The Bhramapureeswarar shrine is housed in the lower level. Brahmapureeswarar is accompanied by Ambal Sthira sundari/Thiripurasundari or Thirunilainayaki in Tamil. The second-level houses Periyanakar with Periyanayaki on a Thoni, hence the name Thoniappar. Sattainathar/Vatukanathar is also housed here. There are 22 water bodies associated with this shrine. Three different forms of Shiva are worshipped here, the Shivalingam (Bhrammapureeswarar), a colossal image of Uma Maheswarar (Toniappar) at the medium level, and Bhairavar (Sattanathar) at the upper level. The temple is associated with the legend of child Sambandar who is believed to have been fed by Parvathi on the banks of the temple tank.
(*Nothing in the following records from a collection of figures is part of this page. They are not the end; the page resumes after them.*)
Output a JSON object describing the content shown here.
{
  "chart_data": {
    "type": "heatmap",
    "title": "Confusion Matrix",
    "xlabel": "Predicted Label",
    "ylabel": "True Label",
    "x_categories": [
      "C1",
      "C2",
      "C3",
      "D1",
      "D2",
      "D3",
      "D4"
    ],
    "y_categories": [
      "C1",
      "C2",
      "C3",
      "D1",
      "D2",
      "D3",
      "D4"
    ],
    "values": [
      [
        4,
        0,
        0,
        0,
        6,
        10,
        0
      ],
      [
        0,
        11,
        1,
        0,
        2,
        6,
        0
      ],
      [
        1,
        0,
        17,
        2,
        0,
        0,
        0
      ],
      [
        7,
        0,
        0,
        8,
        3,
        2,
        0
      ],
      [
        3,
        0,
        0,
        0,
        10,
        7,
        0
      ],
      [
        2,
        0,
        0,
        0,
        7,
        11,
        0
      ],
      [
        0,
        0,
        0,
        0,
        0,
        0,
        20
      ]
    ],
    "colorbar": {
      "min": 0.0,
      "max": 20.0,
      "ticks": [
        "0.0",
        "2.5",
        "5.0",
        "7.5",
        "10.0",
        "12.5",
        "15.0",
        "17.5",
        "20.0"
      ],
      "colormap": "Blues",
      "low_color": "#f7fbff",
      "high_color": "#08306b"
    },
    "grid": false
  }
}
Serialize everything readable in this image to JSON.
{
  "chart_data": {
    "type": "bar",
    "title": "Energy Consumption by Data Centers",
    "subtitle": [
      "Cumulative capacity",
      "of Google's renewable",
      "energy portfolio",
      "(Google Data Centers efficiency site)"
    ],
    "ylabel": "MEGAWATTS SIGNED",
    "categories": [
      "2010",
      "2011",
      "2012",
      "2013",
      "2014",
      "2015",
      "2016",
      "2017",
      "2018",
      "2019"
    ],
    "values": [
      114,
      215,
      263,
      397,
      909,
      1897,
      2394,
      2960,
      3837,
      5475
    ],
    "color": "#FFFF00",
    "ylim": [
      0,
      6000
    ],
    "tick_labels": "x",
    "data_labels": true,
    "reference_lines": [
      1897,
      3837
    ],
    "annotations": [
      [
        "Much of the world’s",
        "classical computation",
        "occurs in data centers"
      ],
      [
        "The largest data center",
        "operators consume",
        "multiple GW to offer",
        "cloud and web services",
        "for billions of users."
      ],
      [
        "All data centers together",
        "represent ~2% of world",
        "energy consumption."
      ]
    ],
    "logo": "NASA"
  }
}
The child later went on to compose Tevaram, a Saiva canonic literature on Shiva and became one of the most revered Saiva poets in South India.
Sambandar was a young Saiva poet-saint of Tamil Nadu who lived around the 7th century CE. He is one of the most prominent of the sixty-three Nayanars, Tamil Saiva bhakti saints who lived between the sixth and the tenth centuries CE. Sambandar’s hymns to Shiva were later collected to form the first three volumes of the Tirumurai, the religious canon of Tamil Saiva Siddhanta. He was a contemporary of Appar, another Saiva saint.
Sambandar was born to Sivapada Hrudiyar and his wife Bhagavathiar who lived in Sirkazhi in Tamil Nadu. They were a saivite Brahmins who at that point of time professed Rig veda. The group of servitors wore tuft on top of their head with a tilt towards right, as seen in all murals and statues of sambandar and also finds mention in the related hagiographies of that period and also of the later periods like that of arunagirinathar. According to legend, when Sambandar was three years old his parents took him to the Shiva temple where Shiva and his consort Parvati appeared before the child. The goddess nursed him at her breast. His father saw drops of milk on the child’s mouth and asked who had fed him, whereupon the boy pointed to the sky and responded with the song Todudaya Seviyan – the first verse of the Tevaram. At his investiture with the sacred thread, at the age of seven, he is said to have expounded the Vedas with clarity. Sri Sankaracharya who lived in the subsequent century has also referred to sambandar in one hymn of Soundarya Lahari, praising him as a gifted Tamil child (Tamil sisu) who was fed with milk of divine gnosis by goddess Uma.